Doctor of Philosophy (PhD)

Department

Theology

First Advisor

Carey, Patrick W.

Second Advisor

Lehner, Ulrich L.

Third Advisor

Avella, Steven M.

Abstract

Historians and theologians commonly overlook how the Benedictine revival of the nineteenth century arose not only in Europe but also in the United States. Monks from Bavaria and Switzerland looked to America as a providential setting for restoring the Benedictine Order to its original glory through missionary activity. As missionaries, their vision manifested a reinterpretation of the Benedictine tradition and its principle of stability. Embodying this vision was the life and thought of Martin Marty (1834-1896), a Swiss-Benedictine monk who became the first abbot of St. Meinrad Abbey in Indiana and later a missionary and bishop in Dakota Territory. Despite his famous interaction with Sitting Bull (ca. 1831-1890), few historians have explored how Marty influenced the development of Benedictine missionary activity in the United States.

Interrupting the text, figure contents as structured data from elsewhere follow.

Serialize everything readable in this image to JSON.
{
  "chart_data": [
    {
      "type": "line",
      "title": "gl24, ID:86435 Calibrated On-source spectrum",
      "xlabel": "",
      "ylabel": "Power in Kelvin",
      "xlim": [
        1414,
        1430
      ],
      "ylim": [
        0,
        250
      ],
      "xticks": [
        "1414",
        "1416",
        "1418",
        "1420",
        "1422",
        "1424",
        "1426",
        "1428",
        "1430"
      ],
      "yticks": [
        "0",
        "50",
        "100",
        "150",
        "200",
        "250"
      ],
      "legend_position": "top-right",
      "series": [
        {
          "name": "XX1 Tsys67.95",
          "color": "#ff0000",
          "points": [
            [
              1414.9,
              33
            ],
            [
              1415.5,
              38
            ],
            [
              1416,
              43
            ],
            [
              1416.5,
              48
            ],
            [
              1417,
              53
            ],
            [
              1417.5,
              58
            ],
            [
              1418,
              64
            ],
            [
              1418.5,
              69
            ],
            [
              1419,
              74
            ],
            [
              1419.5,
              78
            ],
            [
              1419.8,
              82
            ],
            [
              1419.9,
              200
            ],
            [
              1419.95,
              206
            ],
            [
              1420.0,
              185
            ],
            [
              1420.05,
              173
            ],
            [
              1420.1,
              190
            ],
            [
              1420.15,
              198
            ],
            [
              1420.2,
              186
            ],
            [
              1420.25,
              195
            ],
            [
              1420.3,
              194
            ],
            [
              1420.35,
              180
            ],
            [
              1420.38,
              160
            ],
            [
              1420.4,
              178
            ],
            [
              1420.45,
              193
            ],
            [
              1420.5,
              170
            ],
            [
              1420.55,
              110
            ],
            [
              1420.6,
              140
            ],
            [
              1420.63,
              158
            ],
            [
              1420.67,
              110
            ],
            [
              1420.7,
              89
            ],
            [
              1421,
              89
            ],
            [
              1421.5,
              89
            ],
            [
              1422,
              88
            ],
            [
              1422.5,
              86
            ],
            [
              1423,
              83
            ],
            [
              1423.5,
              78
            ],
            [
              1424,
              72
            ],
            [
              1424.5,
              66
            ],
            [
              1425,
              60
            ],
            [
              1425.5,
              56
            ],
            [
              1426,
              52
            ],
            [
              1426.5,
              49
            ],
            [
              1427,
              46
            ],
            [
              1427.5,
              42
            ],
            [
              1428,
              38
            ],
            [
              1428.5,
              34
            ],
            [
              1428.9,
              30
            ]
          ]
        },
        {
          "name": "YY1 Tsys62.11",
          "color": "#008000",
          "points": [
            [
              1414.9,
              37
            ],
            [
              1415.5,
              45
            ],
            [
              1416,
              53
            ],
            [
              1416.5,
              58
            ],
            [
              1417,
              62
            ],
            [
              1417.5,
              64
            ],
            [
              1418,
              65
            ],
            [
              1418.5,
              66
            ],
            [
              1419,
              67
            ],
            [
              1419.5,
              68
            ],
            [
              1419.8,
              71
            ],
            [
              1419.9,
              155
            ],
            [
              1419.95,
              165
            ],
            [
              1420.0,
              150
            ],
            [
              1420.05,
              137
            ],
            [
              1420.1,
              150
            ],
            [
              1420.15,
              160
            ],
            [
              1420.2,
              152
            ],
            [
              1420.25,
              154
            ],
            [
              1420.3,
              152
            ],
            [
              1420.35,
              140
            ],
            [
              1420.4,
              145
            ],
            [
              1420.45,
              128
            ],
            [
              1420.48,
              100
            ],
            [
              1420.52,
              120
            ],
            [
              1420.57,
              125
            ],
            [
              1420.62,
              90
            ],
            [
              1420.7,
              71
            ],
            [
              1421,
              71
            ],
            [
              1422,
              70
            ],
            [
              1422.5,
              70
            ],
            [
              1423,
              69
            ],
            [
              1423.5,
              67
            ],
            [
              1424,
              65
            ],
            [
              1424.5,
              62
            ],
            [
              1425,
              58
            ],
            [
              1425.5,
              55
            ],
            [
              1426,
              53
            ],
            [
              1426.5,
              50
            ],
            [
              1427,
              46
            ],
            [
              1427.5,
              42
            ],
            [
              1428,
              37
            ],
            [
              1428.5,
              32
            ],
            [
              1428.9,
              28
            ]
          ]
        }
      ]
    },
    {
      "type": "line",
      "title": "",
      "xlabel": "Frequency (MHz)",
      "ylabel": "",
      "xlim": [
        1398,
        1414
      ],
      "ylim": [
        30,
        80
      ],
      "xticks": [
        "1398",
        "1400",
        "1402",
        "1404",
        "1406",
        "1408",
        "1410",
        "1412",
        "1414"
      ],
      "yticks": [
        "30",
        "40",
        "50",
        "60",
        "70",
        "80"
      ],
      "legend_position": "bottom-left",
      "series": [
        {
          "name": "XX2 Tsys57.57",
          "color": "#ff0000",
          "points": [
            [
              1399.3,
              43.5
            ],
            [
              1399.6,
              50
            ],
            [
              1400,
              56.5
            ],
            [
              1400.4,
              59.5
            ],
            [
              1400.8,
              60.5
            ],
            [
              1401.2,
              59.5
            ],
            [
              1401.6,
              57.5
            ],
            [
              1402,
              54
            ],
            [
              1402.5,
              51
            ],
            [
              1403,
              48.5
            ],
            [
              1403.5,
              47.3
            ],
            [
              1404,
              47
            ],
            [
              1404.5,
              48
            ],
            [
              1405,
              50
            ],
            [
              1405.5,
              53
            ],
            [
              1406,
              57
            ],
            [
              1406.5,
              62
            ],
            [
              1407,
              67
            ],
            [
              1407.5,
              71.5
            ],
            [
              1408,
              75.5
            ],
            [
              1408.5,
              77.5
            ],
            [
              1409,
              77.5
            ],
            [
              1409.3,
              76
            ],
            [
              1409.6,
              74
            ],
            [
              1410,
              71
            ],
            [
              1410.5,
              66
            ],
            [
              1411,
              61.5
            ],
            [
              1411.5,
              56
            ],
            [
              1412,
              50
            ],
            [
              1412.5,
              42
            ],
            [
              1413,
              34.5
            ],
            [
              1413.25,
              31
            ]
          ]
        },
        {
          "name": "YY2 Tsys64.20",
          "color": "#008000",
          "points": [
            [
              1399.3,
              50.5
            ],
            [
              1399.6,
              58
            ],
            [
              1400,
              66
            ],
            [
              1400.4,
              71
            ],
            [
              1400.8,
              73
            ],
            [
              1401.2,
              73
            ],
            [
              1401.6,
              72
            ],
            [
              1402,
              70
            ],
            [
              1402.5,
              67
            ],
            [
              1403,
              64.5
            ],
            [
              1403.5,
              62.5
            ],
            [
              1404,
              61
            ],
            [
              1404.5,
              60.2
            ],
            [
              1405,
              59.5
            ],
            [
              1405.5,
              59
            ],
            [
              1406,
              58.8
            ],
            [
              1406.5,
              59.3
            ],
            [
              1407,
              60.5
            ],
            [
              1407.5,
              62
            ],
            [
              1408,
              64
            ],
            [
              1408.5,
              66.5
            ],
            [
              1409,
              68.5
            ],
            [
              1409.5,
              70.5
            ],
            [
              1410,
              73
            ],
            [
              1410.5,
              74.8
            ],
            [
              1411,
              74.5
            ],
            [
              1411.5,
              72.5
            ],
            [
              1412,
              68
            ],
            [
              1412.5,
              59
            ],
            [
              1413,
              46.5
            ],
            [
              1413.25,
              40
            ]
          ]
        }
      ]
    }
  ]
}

The present dissertation reconstructs and analyzes Marty's life and thought through a distinctly theological lens. This study poses a theological question with ecclesiological and missiological consequences: how does Marty the Benedictine monk become Marty the itinerant missionary? It argues that Marty's vision for Benedictine evangelization in America transforms the Rule's principle of stabilitas in congregatione, "stability in community," into an original missionary paradigm of ora et labora, "prayer and work." The study demonstrates the development of this vision through three stages of Marty's monastic vocation. During his monastic formation (1834-1860), Marty combines old and new elements of Einsiedeln's Swiss-Benedictine tradition to create a vision of the monastery as a spiritual family educating and unifying Catholics. As the administrator and prior of St. Meinrad in Indiana (1860-1870), Marty applies this "familial imagination" to the community's monastic life, school, and missionary work. He further advances the Benedictine principle of stability (stabilitas) as an agent of lasting evangelization through the education and unity of the local ecclesial community (congregatio). Finally, through his reform agenda as abbot (1870-1880), Marty transforms his vision of stability in the community into a missionary model of prayer and work designed to educate the indigenous faithful and to unify monastic and ecclesial families.